The Catholic Church considers marriage indissoluble for life, but, following a rigorous process, it may establish that at times there are marriages that were never valid for reasons established in canon law. This could include reasons of age, violence or mental incapacity.
The Pope told the judges, officials and lawyers of the Roman Rota, the Church's central appellate court, that theological reference to truth is what should guide all those involved in such a process. The Rota handles cases involving declarations of marital nullity.
Realizing that there is a "more or less open" skepticism "on the human capacity to know the truth on the validity of a marriage," the Holy Father stressed the need of "a renewed confidence in human reason, both in relation to the essential aspects of marriage as well as in that which concerns the particular circumstances of each union."
He said on Thursday that "often, the real problem is not so much the presumption [of the validity of the marriage], but the whole view of marriage itself and, therefore, the process to establish the validity of its celebration. This process is essentially inconceivable outside the horizon of the search for the truth."
"The tendency to extend nullities instrumentally, neglecting the horizon of the objective truth, entails a structural distortion of the whole process: The instruction loses its incisive character as the result is predetermined," the Pope emphasized.
John Paul II added: "An authentically juridical consideration of marriage requires a metaphysical vision of the human person and of the conjugal relationship."

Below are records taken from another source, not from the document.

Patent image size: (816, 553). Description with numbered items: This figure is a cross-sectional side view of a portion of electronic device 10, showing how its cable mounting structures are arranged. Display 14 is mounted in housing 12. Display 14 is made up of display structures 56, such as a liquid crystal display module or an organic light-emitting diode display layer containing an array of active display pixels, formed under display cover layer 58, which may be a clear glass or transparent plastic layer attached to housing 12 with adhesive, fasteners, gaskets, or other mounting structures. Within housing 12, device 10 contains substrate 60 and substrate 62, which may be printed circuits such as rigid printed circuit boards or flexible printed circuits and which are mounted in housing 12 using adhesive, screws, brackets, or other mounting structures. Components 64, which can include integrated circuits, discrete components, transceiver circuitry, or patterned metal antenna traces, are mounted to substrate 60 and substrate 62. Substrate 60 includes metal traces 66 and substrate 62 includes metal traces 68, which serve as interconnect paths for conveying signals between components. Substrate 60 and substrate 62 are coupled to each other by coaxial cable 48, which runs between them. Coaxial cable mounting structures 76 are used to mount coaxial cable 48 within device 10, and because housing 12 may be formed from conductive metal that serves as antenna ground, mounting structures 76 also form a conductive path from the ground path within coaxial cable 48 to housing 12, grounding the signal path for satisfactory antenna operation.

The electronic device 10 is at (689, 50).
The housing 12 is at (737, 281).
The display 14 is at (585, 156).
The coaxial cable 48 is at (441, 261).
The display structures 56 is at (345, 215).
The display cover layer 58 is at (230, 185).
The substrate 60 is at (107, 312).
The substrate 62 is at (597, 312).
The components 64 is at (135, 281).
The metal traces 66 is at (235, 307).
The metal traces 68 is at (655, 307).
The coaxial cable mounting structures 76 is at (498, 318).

Without it, "the marital institution becomes a simple extrinsic superstructure, the result of the law and of social conditioning, limiting the person in his free fulfillment," he stressed.
The Holy Father concluded: "It is necessary to discover again the truth, goodness and beauty of the marital institution which, being the work of God himself through human nature and of the freedom of the consent of the spouses, continues to be an indissoluble personal reality, bond of justice and love, ever united to the plan of salvation and raised in the fullness of time to the dignity of a Christian sacrament."